What about the reflowable eBook?

InDesign can help us by providing this ‘align to grid’ feature, but eBooks (being HTML and CSS) do not understand ‘align to grid’. eBooks need to use ‘line-height’ (leading) and margins to achieve this vertical alignment. In transferring vertical spacing from InDesign to the eBook export, leading becomes line-height and space-before and space-after becomes margin-bottom and margin-top in the CSS.

Maths, but don’t panic.

Getting the alignment correct for the body text will involve some maths and a consideration of vertical units.

The first problem that we encounter with InDesign is the units in use. Type is measured in points, whereas other dimensions (vertical and horizontal) are measured in more worldly units such as millimetres or inches. Since 1 point measures 0.352777778 millimetres, we don’t want to have to keep making this conversion!

The vertical position of the lines of text are dependent on:

  • type size (font-size)
  • the leading (line-height)
  • space before the paragraph (margin-top)
  • space after the paragraph (margin-bottom)

In the brackets at the end of these lines, we reveal what CSS in the ePub package is used to control the vertical space.

In the reflowable eBook

The body text

In the above illustration you see the baseline grid. In this InDesign example, this is set to 13.606 pt. An odd number, yes, but this is because it is set to be an exact 30th of the text block height; this is what the designer wants for print. When we are taking this to the reflowable ePub, the grid is ignored but the leading is not, so, we need to set the leading to something near to this baseline grid setting (13pt).

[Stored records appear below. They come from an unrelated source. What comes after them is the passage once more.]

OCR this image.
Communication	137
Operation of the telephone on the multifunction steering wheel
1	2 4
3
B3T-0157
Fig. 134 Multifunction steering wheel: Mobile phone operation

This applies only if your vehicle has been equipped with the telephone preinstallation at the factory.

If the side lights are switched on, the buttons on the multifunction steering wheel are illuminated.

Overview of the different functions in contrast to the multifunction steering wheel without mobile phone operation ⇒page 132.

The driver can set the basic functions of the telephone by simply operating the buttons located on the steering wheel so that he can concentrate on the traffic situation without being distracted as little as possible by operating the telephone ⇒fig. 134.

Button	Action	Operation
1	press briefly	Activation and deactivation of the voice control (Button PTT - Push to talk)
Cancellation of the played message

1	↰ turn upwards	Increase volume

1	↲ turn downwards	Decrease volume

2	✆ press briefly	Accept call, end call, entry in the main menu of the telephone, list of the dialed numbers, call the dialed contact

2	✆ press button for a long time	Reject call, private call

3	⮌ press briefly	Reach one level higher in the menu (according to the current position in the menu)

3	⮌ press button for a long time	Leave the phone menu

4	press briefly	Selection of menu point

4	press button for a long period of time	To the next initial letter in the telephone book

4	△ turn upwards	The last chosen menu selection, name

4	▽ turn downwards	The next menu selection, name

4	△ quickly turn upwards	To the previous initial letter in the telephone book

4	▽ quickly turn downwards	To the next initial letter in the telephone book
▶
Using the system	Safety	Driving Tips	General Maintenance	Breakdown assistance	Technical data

Other block level elements

Headings and blockquotes are going to interrupt this vertical alignment, so we need to make sure that these elements use vertical space that is a multiple of the body text leading.1

Say we have a sub heading that breaks the flow of the body text. We need to add together the space-before and space-after with the leading to get a multiple of the body-text leading.

Our sub heading could have a font size of 16pts with leading of 17.5pts The space-before could be 6pts and the space-after 2.5pts. This then computes as follows: 17.5 + 2.5 + 6 = 26 - which a multiple of 13

With this calculation, our body text should be back in alignment after the heading.

What about images in the text?

If we introduce an illustration that has text before and after, then this will upset the vertical alignment of the body text, unless we can size the vertical dimension of the image with a multiple of the leading.

  1. Just to clarify: InDesign will sort this out for print, because the body text will come back to the baseline grid, after these interruptions. But in the eBook, we need to explicitly set the spacing for these ‘interruptions’ to bring things back to the alignment.